Former Minister in the dark on Ottley Hall project
News
May 7, 2004
Former Minister in the dark on Ottley Hall project

There seems to be a familiar pattern emerging from the Ottley Hall Shipyard inquiry.
It has to do with the lack of information about the project itself by former NDP Cabinet members. {{more}}
Giving evidence before the Commission of Inquiry recently, former Minister of Trade John Horne disclosed that “very little information was brought to Cabinet” about the Ottley Hall Marina, and less about the Union Island Marina.
Horne, with 21 years experience in banking, was questioned by Crown Counsel Anthony Astaphan when he appeared before the Commission.
As far as Horne was concerned, the presentation of the Ottley Hall project was “impressive”, when given by Dr. Aldo Rolla to Cabinet. Horne mentioned that: “If it had been properly handled, it would have been a very good project.”
He added that the suggestion that Ottley Hall was the only one like it between Miami and South America encouraged him to accept it full scale.
“When a project is presented to you like this, that was in fact something that I certainly agreed with and supported,” Horne disclosed.
“Following that presentation, I saw the role of Cabinet first as a body that gave its approval in principle to what was by and large a private sector project with government participation,” Horne went on.
He pointed out that he saw the “execution and management of the project being mostly private sector”, and that the Prime Minister and technocrats would come into play.
“I perceived this as something good that would bring employment to the country. I didn’t see Cabinet as micro-managing,” he outlined.
Horne admitted, “Solid information on the project was scarce,” but that he could not “detect that something was going wrong until external information (outside government) began to creep into the situation”.
Horne was invited to be on the Ottley Hall Marina Board by Prime Minister Sir James Mitchell.
He acknowledged that information about Dr. Rolla or Valdetarro was not forthcoming, neither was he aware of what was happening with the Union Island Marina.
Horne explained his detachment from the exercise was because Dr. Rolla and Prime Minister Sir James Mitchell were the key players.
Information on meetings where decisions affecting Ottley Hall and Union Island were sketchy, Horne recalled. He didn’t know of flaws in the construction of the Ottley Hall Marina; neither did he have knowledge of the prices paid for some of the items sent to Ottley Hall.

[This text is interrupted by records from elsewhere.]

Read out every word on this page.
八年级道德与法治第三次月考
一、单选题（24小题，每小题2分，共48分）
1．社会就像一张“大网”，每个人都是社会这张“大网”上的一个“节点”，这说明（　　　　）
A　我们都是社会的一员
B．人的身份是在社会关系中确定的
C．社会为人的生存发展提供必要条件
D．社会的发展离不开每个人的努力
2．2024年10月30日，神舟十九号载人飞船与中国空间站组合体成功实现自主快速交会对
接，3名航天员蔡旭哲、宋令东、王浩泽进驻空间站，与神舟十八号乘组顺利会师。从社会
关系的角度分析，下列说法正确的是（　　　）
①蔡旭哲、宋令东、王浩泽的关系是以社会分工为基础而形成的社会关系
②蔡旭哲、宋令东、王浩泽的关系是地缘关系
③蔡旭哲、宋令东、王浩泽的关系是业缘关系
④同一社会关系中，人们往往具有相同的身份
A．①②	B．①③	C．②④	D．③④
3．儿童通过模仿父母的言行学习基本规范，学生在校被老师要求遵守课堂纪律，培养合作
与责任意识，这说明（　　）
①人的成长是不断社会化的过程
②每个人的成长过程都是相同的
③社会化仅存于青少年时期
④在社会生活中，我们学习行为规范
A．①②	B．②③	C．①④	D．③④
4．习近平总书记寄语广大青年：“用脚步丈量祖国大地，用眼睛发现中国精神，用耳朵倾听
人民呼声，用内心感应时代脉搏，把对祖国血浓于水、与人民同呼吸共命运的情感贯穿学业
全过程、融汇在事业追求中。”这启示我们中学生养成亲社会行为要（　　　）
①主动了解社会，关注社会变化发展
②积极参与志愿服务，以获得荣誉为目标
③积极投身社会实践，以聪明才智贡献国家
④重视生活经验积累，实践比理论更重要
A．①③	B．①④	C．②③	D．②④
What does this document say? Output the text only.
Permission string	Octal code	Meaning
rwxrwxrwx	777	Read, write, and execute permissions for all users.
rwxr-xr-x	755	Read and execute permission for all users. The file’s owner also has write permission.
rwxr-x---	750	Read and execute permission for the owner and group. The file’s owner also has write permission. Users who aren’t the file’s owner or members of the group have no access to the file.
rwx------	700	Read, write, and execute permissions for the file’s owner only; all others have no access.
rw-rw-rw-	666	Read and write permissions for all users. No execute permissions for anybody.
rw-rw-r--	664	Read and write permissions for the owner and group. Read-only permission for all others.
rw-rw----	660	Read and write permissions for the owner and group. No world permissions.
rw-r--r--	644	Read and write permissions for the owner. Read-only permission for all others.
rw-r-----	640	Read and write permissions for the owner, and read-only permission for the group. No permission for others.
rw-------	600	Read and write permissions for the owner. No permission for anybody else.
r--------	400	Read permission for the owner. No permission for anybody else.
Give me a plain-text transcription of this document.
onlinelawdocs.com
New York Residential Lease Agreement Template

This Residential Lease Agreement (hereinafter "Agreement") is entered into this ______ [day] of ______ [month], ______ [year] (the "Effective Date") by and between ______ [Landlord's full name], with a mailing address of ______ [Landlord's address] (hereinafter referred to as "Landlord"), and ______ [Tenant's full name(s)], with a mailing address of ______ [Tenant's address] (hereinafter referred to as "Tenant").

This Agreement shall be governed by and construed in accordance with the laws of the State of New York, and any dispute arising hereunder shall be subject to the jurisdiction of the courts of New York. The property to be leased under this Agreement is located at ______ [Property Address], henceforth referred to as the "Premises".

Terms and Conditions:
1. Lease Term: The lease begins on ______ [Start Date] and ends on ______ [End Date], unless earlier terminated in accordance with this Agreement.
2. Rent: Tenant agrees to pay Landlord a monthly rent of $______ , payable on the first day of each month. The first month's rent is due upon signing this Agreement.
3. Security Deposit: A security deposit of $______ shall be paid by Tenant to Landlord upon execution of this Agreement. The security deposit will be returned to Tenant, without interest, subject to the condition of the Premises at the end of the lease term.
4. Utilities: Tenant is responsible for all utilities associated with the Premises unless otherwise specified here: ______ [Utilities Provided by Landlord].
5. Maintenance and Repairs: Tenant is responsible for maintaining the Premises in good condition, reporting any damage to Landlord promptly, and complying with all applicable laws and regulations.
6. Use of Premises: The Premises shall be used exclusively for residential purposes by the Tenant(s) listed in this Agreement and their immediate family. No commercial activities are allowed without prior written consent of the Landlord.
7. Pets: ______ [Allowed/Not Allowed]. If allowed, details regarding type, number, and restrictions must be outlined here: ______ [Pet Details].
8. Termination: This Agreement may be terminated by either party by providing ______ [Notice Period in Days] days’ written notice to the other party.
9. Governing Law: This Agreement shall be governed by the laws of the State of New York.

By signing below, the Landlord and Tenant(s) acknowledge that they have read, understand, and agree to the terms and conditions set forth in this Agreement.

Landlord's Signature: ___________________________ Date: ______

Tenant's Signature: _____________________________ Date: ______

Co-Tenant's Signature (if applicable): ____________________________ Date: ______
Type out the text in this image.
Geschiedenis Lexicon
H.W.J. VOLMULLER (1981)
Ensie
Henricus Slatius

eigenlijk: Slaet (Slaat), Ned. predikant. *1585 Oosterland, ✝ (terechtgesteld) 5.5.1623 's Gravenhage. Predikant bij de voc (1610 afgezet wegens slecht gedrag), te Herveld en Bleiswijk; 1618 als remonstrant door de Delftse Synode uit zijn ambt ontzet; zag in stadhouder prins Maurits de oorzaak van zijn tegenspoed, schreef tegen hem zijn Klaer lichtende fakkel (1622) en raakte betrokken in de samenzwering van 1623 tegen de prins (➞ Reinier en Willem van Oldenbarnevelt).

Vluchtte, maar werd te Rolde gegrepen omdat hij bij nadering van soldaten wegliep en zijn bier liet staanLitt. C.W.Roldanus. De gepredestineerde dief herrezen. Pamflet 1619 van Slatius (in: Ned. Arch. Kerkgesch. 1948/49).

And the Minister, responsible for West Kingstown in which Ottley Hall is located, never saw the ship Istranka nor was he able to verify its value.
The Ottley Hall inquiry began last year and has endured a series of stops. It peaked again last April with arguments between lawyer Nicole Sylvester and Senior Counsel Anthony Astaphan. That drama seems set to resume when Richard Joachim, chairman of the National Commercial Bank, is slated to return to the witness stand.
This country now faces a debt of some $156 million as a result of the Ottley Hall Marina. And according to persons appointed to assess the value of facilities there, Ottley Hall was worth US$5 million. In addition, some EC$20 million was borrowed from the National Commercial Bank for the Union Island project.
The Commission resumes Monday, May 10.